根据史料记载,刘骜出生的时候,汉宣帝刘询非常高兴,亲自给他取名为“骜”,字“太孙”,常常将他带在身边,宠爱有加。
可林深的心里,却没有丝毫的喜悦。他只觉得,这个孩子的到来,将他更深地拖入了宫廷的漩涡,也将大汉的江山,拖入了更深的深渊。
“啊——!”
林深用尽全身的力气,发出一声凄厉的嘶吼。
紧接着,一声响亮的婴儿啼哭,响彻了整个椒房殿。
“生了!生了!是个皇子!”稳婆抱着婴儿,兴奋地喊道。
宫女们都松了口气,脸上露出了喜悦的神色。
林深听到婴儿的哭声,紧绷的神经,终于放松了下来。他眼前一黑,昏了过去。
再次醒来的时候,已经是第二天的清晨。
阳光透过窗棂,洒在榻上,暖洋洋的。
林深微微睁开眼,看到皇后王氏坐在榻边,正抱着一个襁褓,满脸的笑容。
“政君,你醒了?”皇后看到林深醒来,连忙放下襁褓,握住他的手,柔声说道,“辛苦你了。你给东宫生了个皇子,立了大功!”
林深看着皇后脸上的笑容,虚弱地笑了笑。
他转过头,看向那个襁褓。襁褓里的婴儿,闭着眼睛,睡得正香。小小的脸蛋,红扑扑的,像个熟透的苹果。
这就是刘骜。
他的儿子。
也是未来的大汉天子。
林深的心里,涌起一股复杂的情绪。有初为人父的喜悦,也有对未来的担忧。
就在这时,刘奭走了进来。他走到榻边,看着襁褓里的婴儿,眼神里,终于有了一丝暖意。
“他叫什么名字?”刘奭问道。
皇后笑着说道:“陛下已经给皇孙赐名了,叫骜,字太孙。”
刘奭点了点头,看向林深的目光,也柔和了许多:“你辛苦了。”
这是刘奭第一次,用如此温和的语气,对他说话。
林深的心里,微微一动。他知道,刘奭对自己,始终没有多少情意。他对自己的好,不过是因为自己生下了皇子。
可即便如此,林深的心里,还是有了一丝慰藉。
毕竟,在这座冰冷的宫殿里,一丝暖意,也足以驱散无尽的寒意。
刘骜的出生,让王政君的地位,水涨船高。
不久之后,汉宣帝驾崩,太子刘奭继位,是为汉元帝。
刘奭登基后,册封王政君为婕妤,三个月后,又册封她为皇后。
册后大典那天,林深穿着一身明黄色的皇后礼服,头戴凤冠,一步步地走上承天殿的台阶。
文武百官分列两侧,山呼万岁。
阳光洒在他的身上,镀上了一层金色的光晕。
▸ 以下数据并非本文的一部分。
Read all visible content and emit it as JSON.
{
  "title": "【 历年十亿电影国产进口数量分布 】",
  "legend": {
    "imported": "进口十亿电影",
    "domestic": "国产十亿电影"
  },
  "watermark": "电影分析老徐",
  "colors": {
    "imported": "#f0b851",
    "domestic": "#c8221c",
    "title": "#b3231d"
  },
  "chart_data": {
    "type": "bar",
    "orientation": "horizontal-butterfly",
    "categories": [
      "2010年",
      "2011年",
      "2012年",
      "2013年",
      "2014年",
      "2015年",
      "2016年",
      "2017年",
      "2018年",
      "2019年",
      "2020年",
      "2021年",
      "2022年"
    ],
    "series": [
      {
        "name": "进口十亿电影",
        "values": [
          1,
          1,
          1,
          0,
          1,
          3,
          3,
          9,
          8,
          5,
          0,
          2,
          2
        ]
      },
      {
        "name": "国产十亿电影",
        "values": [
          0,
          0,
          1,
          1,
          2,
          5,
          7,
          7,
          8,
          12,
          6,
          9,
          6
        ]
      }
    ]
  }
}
他看着脚下的丹陛,看着远处的未央宫,看着这片广袤的江山,心里一片茫然。
他终于成为了皇后。
成为了大汉王朝最尊贵的女人。
可他的心里,却没有丝毫的喜悦。
他知道,这只是一个开始。
成为皇后,意味着他将卷入更深的宫廷斗争,意味着他将承担起更多的责任,意味着他将更加身不由己。
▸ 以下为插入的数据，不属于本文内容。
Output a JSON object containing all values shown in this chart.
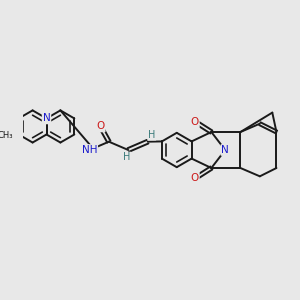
{
  "background_color": "#e8e8e8",
  "bond_color": "#1a1a1a",
  "nitrogen_color": "#1a1acc",
  "oxygen_color": "#cc1a1a",
  "hydrogen_color": "#3a7a7a",
  "line_width": 1.4,
  "fig_width": 3.0,
  "fig_height": 3.0,
  "dpi": 100,
  "xlim": [
    0,
    10
  ],
  "ylim": [
    2,
    8
  ]
}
他回头看向御座上的刘奭,刘奭也在看着他。两人的目光在空中相遇,没有浓情蜜意,只有淡淡的疏离。
林深知道,刘奭的心里,始终只有司马良娣。自己这个皇后,不过是一个摆设,一个维系后宫秩序的工具。
可他没有选择。
他只能接受这个命运。
成为皇后之后,林深的生活,发生了翻天覆地的变化。他住进了富丽堂皇的长信宫,身边有无数的宫女太监伺候。他再也不用做那些粗活,再也不用看别人的脸色。
可他却觉得,自己越来越孤单。
刘奭很少来长信宫。他大部分的时间,都和其他的妃嫔在一起。偶尔来一次,也只是坐一会儿,说几句话,就匆匆离去。
林深常常独自一人,坐在长信宫的庭院里,看着满院的桃花,思念着现代的生活,思念着王君侠。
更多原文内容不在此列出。